This guest post was written by ELITE Angler, Clark Reehm
From my experience guiding this winter and into the pre-spawn bass fishing period on Sam Rayburn Reservoir, in East Texas, I was able to repeatedly observe the ways in which bass transitioned back and forth from deep water to key, shallower holding areas in preparation for the spawn. Locating and catching big bass as they transition back and forth follows a pattern and this information is valuable and worth storing in your memory vault regardless of where in the country you are chasing fish. Timing may be different, but the patterns can certainly be duplicated.
Tips For Late Winter Bass Fishing
During late winter, one of the best pieces of advice I can give is to follow the bait. This makes it relatively easy to stay on fish. Find the bait, and generally, you can stay on a good school of bass for some time. Use your imaging unit to locate schools of shad, and once you do, probe around the school to get bit. In this late winter, “not-quite-pre-spawn” phase, the temperature fluctuations that accompanied cold fronts would create two distinct situations as far as where the bait was located:
- On the warmer, stable successive days, the shad were almost always holding near bottom in 20’ to 25’.
- On days after a cold front, the shad would congregate in suspending balls around the 30’ to 40’ mark.
Point being, the bait went from shallower holding zones to deeper suspending patterns with temperature changes. In these offshore scenarios, once the bait was located, I’d drag big football head jigs near any bottom structure close to bait, or throw an Alabama rig loaded with EVOLVE VibraGRUBS in 3’’ white shadow. You can really do some damage in this scenario. I’d suggest Seaguar Kanzen in a heavier test for tossing these big offerings.

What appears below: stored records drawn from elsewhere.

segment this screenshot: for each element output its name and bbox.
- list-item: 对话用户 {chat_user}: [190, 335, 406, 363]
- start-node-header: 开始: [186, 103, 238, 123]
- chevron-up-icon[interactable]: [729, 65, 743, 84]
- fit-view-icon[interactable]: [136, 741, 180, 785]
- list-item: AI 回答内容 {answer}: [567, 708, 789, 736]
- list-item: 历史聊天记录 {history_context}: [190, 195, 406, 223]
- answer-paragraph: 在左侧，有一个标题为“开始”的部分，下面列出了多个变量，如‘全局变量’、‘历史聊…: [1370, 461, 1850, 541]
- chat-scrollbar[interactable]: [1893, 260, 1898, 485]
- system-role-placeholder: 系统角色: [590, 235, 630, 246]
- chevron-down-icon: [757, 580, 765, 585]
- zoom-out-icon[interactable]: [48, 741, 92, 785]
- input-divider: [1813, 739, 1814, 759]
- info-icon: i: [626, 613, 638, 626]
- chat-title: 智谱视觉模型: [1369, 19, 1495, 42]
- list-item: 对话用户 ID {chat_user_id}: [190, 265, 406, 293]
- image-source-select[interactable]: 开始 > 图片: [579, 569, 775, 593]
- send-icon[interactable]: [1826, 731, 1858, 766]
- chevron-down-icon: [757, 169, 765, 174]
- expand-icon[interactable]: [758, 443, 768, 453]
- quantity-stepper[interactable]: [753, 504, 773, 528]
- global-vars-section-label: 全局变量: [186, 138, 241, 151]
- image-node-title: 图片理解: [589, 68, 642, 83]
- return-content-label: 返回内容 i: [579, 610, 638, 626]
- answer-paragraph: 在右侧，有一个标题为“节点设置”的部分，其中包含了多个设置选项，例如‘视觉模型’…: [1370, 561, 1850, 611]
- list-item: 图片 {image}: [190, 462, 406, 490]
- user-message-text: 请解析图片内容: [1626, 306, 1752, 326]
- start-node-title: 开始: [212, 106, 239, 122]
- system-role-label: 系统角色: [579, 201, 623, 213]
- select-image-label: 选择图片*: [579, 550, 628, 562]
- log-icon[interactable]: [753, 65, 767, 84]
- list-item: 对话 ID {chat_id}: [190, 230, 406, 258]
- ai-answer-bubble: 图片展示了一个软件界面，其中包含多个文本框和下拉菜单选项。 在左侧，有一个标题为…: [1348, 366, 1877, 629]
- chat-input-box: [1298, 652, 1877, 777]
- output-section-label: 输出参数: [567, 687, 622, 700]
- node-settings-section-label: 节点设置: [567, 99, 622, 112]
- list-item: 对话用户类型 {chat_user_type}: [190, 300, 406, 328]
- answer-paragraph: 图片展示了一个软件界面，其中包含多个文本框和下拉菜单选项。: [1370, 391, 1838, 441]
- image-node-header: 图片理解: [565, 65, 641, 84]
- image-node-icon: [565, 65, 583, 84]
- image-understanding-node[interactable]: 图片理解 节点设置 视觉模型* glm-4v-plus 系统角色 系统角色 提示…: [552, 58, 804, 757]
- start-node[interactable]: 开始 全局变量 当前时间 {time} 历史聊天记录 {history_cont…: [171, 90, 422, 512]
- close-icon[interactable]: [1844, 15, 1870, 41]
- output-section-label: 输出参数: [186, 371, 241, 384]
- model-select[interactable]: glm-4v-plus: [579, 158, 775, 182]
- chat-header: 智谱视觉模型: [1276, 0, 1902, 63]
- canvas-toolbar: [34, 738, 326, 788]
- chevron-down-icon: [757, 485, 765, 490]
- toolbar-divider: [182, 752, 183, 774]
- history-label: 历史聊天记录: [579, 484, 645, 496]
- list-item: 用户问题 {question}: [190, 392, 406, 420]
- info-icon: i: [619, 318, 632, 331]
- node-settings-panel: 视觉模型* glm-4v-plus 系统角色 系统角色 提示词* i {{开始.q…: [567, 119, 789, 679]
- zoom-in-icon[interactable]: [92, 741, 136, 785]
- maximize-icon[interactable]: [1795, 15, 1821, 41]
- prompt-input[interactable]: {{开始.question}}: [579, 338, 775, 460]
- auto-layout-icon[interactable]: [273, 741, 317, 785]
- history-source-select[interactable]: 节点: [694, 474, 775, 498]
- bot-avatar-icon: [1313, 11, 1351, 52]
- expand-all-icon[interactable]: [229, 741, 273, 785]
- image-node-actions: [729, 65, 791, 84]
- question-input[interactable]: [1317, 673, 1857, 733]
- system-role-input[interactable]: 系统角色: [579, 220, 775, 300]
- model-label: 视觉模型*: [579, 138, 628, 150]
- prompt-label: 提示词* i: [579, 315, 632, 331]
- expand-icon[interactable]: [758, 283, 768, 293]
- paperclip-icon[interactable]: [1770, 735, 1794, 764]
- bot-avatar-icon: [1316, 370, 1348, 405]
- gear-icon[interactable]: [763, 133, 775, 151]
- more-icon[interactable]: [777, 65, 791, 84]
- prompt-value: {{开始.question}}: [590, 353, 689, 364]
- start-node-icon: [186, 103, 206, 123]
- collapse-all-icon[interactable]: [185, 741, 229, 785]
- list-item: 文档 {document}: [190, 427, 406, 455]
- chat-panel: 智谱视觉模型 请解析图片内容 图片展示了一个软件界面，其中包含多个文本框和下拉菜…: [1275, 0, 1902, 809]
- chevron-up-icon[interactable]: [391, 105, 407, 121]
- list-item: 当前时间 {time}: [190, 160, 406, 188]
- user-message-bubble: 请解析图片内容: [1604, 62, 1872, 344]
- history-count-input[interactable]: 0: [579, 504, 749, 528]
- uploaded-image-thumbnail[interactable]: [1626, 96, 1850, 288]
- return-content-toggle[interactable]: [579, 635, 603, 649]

Tips For Pre-Spawn Bass Fishing Period
As winter started to taper off, and slowly warming, longer days made finding fish on bait a bit harder. It was time to start looking at secondary points and channel bends near obvious potential bass spawning flats. These areas can be common in a lake, so you may have to spend some time probing these locations until you locate a wad of fish. I particularly like when I find grass in these areas. If you can find vegetation near these sharp channel bends and running along and up points near traditional spawning flats, it’s absolutely worth spending time here.
The pre-spawn period in East Texas is where you’ll see a red/orange lipless crankbait on almost every boat, and my boat is no exception. After getting on fish, I put my lipless rod down and start slow rolling an orange/red/craw patterned swim jig with my EVOLVE DarkStar swimmer in pumpkin oil through both deep and shallow grass. Popping this offering through deeper grass clumps and letting it fall down the backside just always seemed to put kicker fish in the boat. You can get into BIG bass on this pattern, and because you are also fishing around vegetation or grass, you need to be prepared. I am running 40lb braided line (Seaguar Kanzen has never let me down in knot strength and power), on a Dobyns Extreme 744 rod. This would allow me to rip the swimjig through grass when I needed to, and secure a hookset on long casts down deep.
Keep these patterns in mind and get out there and shake the winter blues! Tight lines!